## What is the definition of energy equation?

The energy equation is the mathematical formulation of the law of conservation of energy.

**What is energy equation in thermodynamics?**

The first law of thermodynamics is given as ΔU = Q − W, where ΔU is the change in internal energy of a system, Q is the net heat transfer (the sum of all heat transfer into and out of the system), and W is the net work done (the sum of all work done on or by the system).

### What is the work-energy equation?

Mathematically, work is W = F · x, where F is the applied force and x is the distance moved, that is, displacement. Work is a scalar. The SI unit for work is the joule (J), which is newton‐meter or kg m/s 2. If work is done by a varying force, the above equation cannot be used.

**What is Q energy equation?**

where Q is the quantity of heat transferred to or from the object, m is the mass of the object, C is the specific heat capacity of the material the object is composed of, and ΔT is the resulting temperature change of the object.
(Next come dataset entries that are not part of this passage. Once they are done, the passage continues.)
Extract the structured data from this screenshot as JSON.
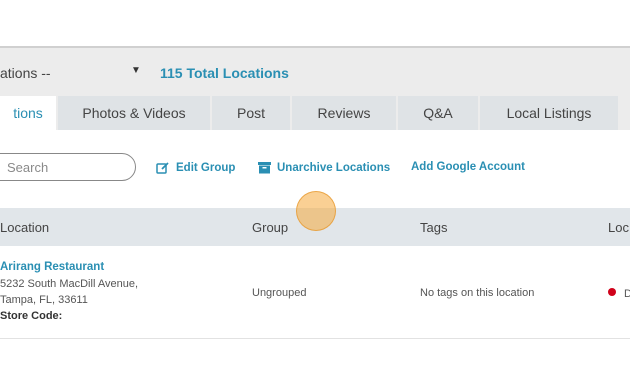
{
  "toolbar": {
    "location_select_text": "ations --",
    "total_locations": "115 Total Locations"
  },
  "tabs": [
    {
      "label": "tions",
      "active": true
    },
    {
      "label": "Photos & Videos",
      "active": false
    },
    {
      "label": "Post",
      "active": false
    },
    {
      "label": "Reviews",
      "active": false
    },
    {
      "label": "Q&A",
      "active": false
    },
    {
      "label": "Local Listings",
      "active": false
    }
  ],
  "actions": {
    "search_placeholder": "Search",
    "edit_group": "Edit Group",
    "unarchive_locations": "Unarchive Locations",
    "add_google_account": "Add Google Account"
  },
  "table": {
    "headers": [
      "Location",
      "Group",
      "Tags",
      "Loc"
    ],
    "rows": [
      {
        "name": "Arirang Restaurant",
        "address_line1": "5232 South MacDill Avenue,",
        "address_line2": "Tampa, FL, 33611",
        "store_code_label": "Store Code:",
        "group": "Ungrouped",
        "tags": "No tags on this location",
        "status_text": "D",
        "status_color": "#d0021b"
      }
    ]
  },
  "colors": {
    "accent": "#2a8fb3"
  }
}
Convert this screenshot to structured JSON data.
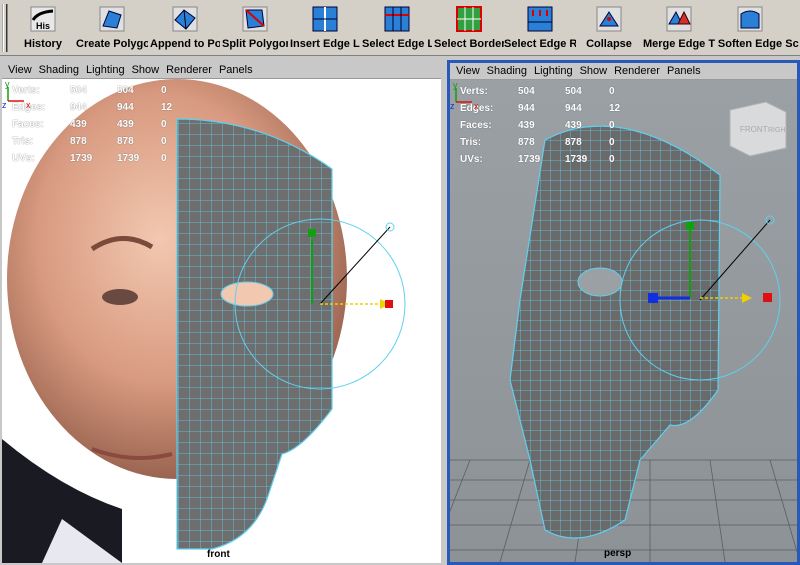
{
  "shelf": {
    "tools": [
      {
        "top": "His",
        "label": "History"
      },
      {
        "label": "Create Polygo"
      },
      {
        "label": "Append to Pol"
      },
      {
        "label": "Split Polygon"
      },
      {
        "label": "Insert Edge Lc"
      },
      {
        "label": "Select Edge L"
      },
      {
        "label": "Select Border"
      },
      {
        "label": "Select Edge R"
      },
      {
        "label": "Collapse"
      },
      {
        "label": "Merge Edge T"
      },
      {
        "label": "Soften Edge"
      },
      {
        "label": "Sc"
      }
    ]
  },
  "menu": [
    "View",
    "Shading",
    "Lighting",
    "Show",
    "Renderer",
    "Panels"
  ],
  "hud": {
    "rows": [
      {
        "key": "Verts:",
        "v1": "504",
        "v2": "504",
        "v3": "0"
      },
      {
        "key": "Edges:",
        "v1": "944",
        "v2": "944",
        "v3": "12"
      },
      {
        "key": "Faces:",
        "v1": "439",
        "v2": "439",
        "v3": "0"
      },
      {
        "key": "Tris:",
        "v1": "878",
        "v2": "878",
        "v3": "0"
      },
      {
        "key": "UVs:",
        "v1": "1739",
        "v2": "1739",
        "v3": "0"
      }
    ]
  },
  "viewports": {
    "front": {
      "camera": "front"
    },
    "persp": {
      "camera": "persp",
      "viewcube_front": "FRONT",
      "viewcube_right": "RIGH"
    }
  },
  "axis": {
    "y": "y",
    "z": "z",
    "x": "x"
  },
  "colors": {
    "selection": "#2858b8",
    "wire": "#5fd0f0",
    "mesh": "#6a6a6a",
    "manip_red": "#e01010",
    "manip_green": "#10a010",
    "manip_blue": "#1030e0",
    "manip_yellow": "#f0d000"
  }
}
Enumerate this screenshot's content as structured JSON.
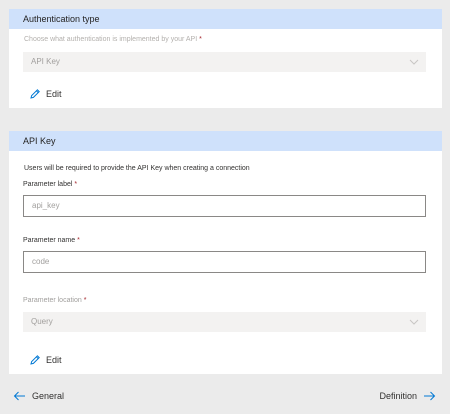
{
  "auth": {
    "header": "Authentication type",
    "hint": "Choose what authentication is implemented by your API",
    "required_mark": "*",
    "selected": "API Key",
    "edit_label": "Edit"
  },
  "apikey": {
    "header": "API Key",
    "description": "Users will be required to provide the API Key when creating a connection",
    "param_label": {
      "label": "Parameter label",
      "required_mark": "*",
      "placeholder": "api_key"
    },
    "param_name": {
      "label": "Parameter name",
      "required_mark": "*",
      "placeholder": "code"
    },
    "param_location": {
      "label": "Parameter location",
      "required_mark": "*",
      "selected": "Query"
    },
    "edit_label": "Edit"
  },
  "footer": {
    "back_label": "General",
    "next_label": "Definition"
  },
  "colors": {
    "header_bg": "#cfe1fb",
    "accent": "#0078d4",
    "required": "#a4262c"
  },
  "icons": [
    "pencil-icon",
    "chevron-down-icon",
    "arrow-left-icon",
    "arrow-right-icon"
  ]
}
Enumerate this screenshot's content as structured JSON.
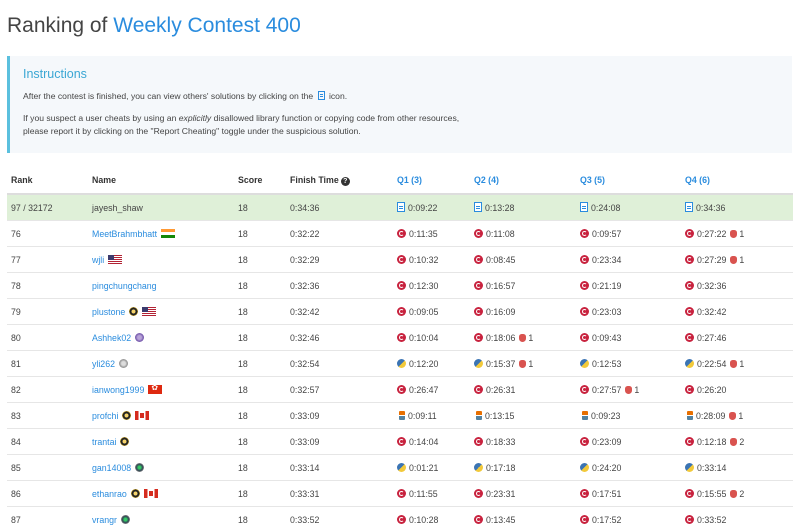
{
  "header": {
    "title_prefix": "Ranking of",
    "contest_name": "Weekly Contest 400"
  },
  "instructions": {
    "title": "Instructions",
    "line1_before": "After the contest is finished, you can view others' solutions by clicking on the",
    "line1_after": "icon.",
    "line2_a": "If you suspect a user cheats by using an",
    "line2_em": "explicitly",
    "line2_b": "disallowed library function or copying code from other resources,",
    "line3": "please report it by clicking on the \"Report Cheating\" toggle under the suspicious solution."
  },
  "table": {
    "headers": {
      "rank": "Rank",
      "name": "Name",
      "score": "Score",
      "finish_time": "Finish Time",
      "q1": "Q1 (3)",
      "q2": "Q2 (4)",
      "q3": "Q3 (5)",
      "q4": "Q4 (6)"
    },
    "rows": [
      {
        "rank": "97 / 32172",
        "name": "jayesh_shaw",
        "score": "18",
        "finish": "0:34:36",
        "self": true,
        "badge": "",
        "flag": "",
        "q": [
          {
            "lang": "doc",
            "time": "0:09:22",
            "bugs": ""
          },
          {
            "lang": "doc",
            "time": "0:13:28",
            "bugs": ""
          },
          {
            "lang": "doc",
            "time": "0:24:08",
            "bugs": ""
          },
          {
            "lang": "doc",
            "time": "0:34:36",
            "bugs": ""
          }
        ]
      },
      {
        "rank": "76",
        "name": "MeetBrahmbhatt",
        "score": "18",
        "finish": "0:32:22",
        "badge": "",
        "flag": "in",
        "q": [
          {
            "lang": "cpp",
            "time": "0:11:35",
            "bugs": ""
          },
          {
            "lang": "cpp",
            "time": "0:11:08",
            "bugs": ""
          },
          {
            "lang": "cpp",
            "time": "0:09:57",
            "bugs": ""
          },
          {
            "lang": "cpp",
            "time": "0:27:22",
            "bugs": "1"
          }
        ]
      },
      {
        "rank": "77",
        "name": "wjli",
        "score": "18",
        "finish": "0:32:29",
        "badge": "",
        "flag": "us",
        "q": [
          {
            "lang": "cpp",
            "time": "0:10:32",
            "bugs": ""
          },
          {
            "lang": "cpp",
            "time": "0:08:45",
            "bugs": ""
          },
          {
            "lang": "cpp",
            "time": "0:23:34",
            "bugs": ""
          },
          {
            "lang": "cpp",
            "time": "0:27:29",
            "bugs": "1"
          }
        ]
      },
      {
        "rank": "78",
        "name": "pingchungchang",
        "score": "18",
        "finish": "0:32:36",
        "badge": "",
        "flag": "",
        "q": [
          {
            "lang": "cpp",
            "time": "0:12:30",
            "bugs": ""
          },
          {
            "lang": "cpp",
            "time": "0:16:57",
            "bugs": ""
          },
          {
            "lang": "cpp",
            "time": "0:21:19",
            "bugs": ""
          },
          {
            "lang": "cpp",
            "time": "0:32:36",
            "bugs": ""
          }
        ]
      },
      {
        "rank": "79",
        "name": "plustone",
        "score": "18",
        "finish": "0:32:42",
        "badge": "gold",
        "flag": "us",
        "q": [
          {
            "lang": "cpp",
            "time": "0:09:05",
            "bugs": ""
          },
          {
            "lang": "cpp",
            "time": "0:16:09",
            "bugs": ""
          },
          {
            "lang": "cpp",
            "time": "0:23:03",
            "bugs": ""
          },
          {
            "lang": "cpp",
            "time": "0:32:42",
            "bugs": ""
          }
        ]
      },
      {
        "rank": "80",
        "name": "Ashhek02",
        "score": "18",
        "finish": "0:32:46",
        "badge": "purple",
        "flag": "",
        "q": [
          {
            "lang": "cpp",
            "time": "0:10:04",
            "bugs": ""
          },
          {
            "lang": "cpp",
            "time": "0:18:06",
            "bugs": "1"
          },
          {
            "lang": "cpp",
            "time": "0:09:43",
            "bugs": ""
          },
          {
            "lang": "cpp",
            "time": "0:27:46",
            "bugs": ""
          }
        ]
      },
      {
        "rank": "81",
        "name": "yli262",
        "score": "18",
        "finish": "0:32:54",
        "badge": "grey",
        "flag": "",
        "q": [
          {
            "lang": "python",
            "time": "0:12:20",
            "bugs": ""
          },
          {
            "lang": "python",
            "time": "0:15:37",
            "bugs": "1"
          },
          {
            "lang": "python",
            "time": "0:12:53",
            "bugs": ""
          },
          {
            "lang": "python",
            "time": "0:22:54",
            "bugs": "1"
          }
        ]
      },
      {
        "rank": "82",
        "name": "ianwong1999",
        "score": "18",
        "finish": "0:32:57",
        "badge": "",
        "flag": "hk",
        "q": [
          {
            "lang": "cpp",
            "time": "0:26:47",
            "bugs": ""
          },
          {
            "lang": "cpp",
            "time": "0:26:31",
            "bugs": ""
          },
          {
            "lang": "cpp",
            "time": "0:27:57",
            "bugs": "1"
          },
          {
            "lang": "cpp",
            "time": "0:26:20",
            "bugs": ""
          }
        ]
      },
      {
        "rank": "83",
        "name": "profchi",
        "score": "18",
        "finish": "0:33:09",
        "badge": "gold",
        "flag": "ca",
        "q": [
          {
            "lang": "java",
            "time": "0:09:11",
            "bugs": ""
          },
          {
            "lang": "java",
            "time": "0:13:15",
            "bugs": ""
          },
          {
            "lang": "java",
            "time": "0:09:23",
            "bugs": ""
          },
          {
            "lang": "java",
            "time": "0:28:09",
            "bugs": "1"
          }
        ]
      },
      {
        "rank": "84",
        "name": "trantai",
        "score": "18",
        "finish": "0:33:09",
        "badge": "gold",
        "flag": "",
        "q": [
          {
            "lang": "cpp",
            "time": "0:14:04",
            "bugs": ""
          },
          {
            "lang": "cpp",
            "time": "0:18:33",
            "bugs": ""
          },
          {
            "lang": "cpp",
            "time": "0:23:09",
            "bugs": ""
          },
          {
            "lang": "cpp",
            "time": "0:12:18",
            "bugs": "2"
          }
        ]
      },
      {
        "rank": "85",
        "name": "gan14008",
        "score": "18",
        "finish": "0:33:14",
        "badge": "guardian",
        "flag": "",
        "q": [
          {
            "lang": "python",
            "time": "0:01:21",
            "bugs": ""
          },
          {
            "lang": "python",
            "time": "0:17:18",
            "bugs": ""
          },
          {
            "lang": "python",
            "time": "0:24:20",
            "bugs": ""
          },
          {
            "lang": "python",
            "time": "0:33:14",
            "bugs": ""
          }
        ]
      },
      {
        "rank": "86",
        "name": "ethanrao",
        "score": "18",
        "finish": "0:33:31",
        "badge": "gold",
        "flag": "ca",
        "q": [
          {
            "lang": "cpp",
            "time": "0:11:55",
            "bugs": ""
          },
          {
            "lang": "cpp",
            "time": "0:23:31",
            "bugs": ""
          },
          {
            "lang": "cpp",
            "time": "0:17:51",
            "bugs": ""
          },
          {
            "lang": "cpp",
            "time": "0:15:55",
            "bugs": "2"
          }
        ]
      },
      {
        "rank": "87",
        "name": "vrangr",
        "score": "18",
        "finish": "0:33:52",
        "badge": "guardian",
        "flag": "",
        "q": [
          {
            "lang": "cpp",
            "time": "0:10:28",
            "bugs": ""
          },
          {
            "lang": "cpp",
            "time": "0:13:45",
            "bugs": ""
          },
          {
            "lang": "cpp",
            "time": "0:17:52",
            "bugs": ""
          },
          {
            "lang": "cpp",
            "time": "0:33:52",
            "bugs": ""
          }
        ]
      }
    ]
  }
}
#### What is total energy?

Total Energy is the total final energy consumption at a specific branch/variable. Total energy is distinguishable from Final Energy Intensity by the fact that energy data is entered directly: that is it is not specified as the product of an activity level and an energy intensity.

**What is total energy physics?**

The total energy of a system is the sum of kinetic and gravitational potential energy, and this total energy is conserved in orbital motion. Objects must have a minimum velocity, the escape velocity, to leave a planet and not return.

## What is work-energy theorem and prove it?

Work energy theorem states that the work done by the net force acting on a body is equal to the change produced in the kinetic energy of the body. Δ W = F ( x ) Δ x.

**Why is the work-energy theorem important?**

Though the full applicability of the Work-Energy theorem cannot be seen until we study the conservation of energy, we can use the theorem now to calculate the velocity of a particle given a known force at any position. This capability is useful, since it relates our derived concept of work back to simple kinematics.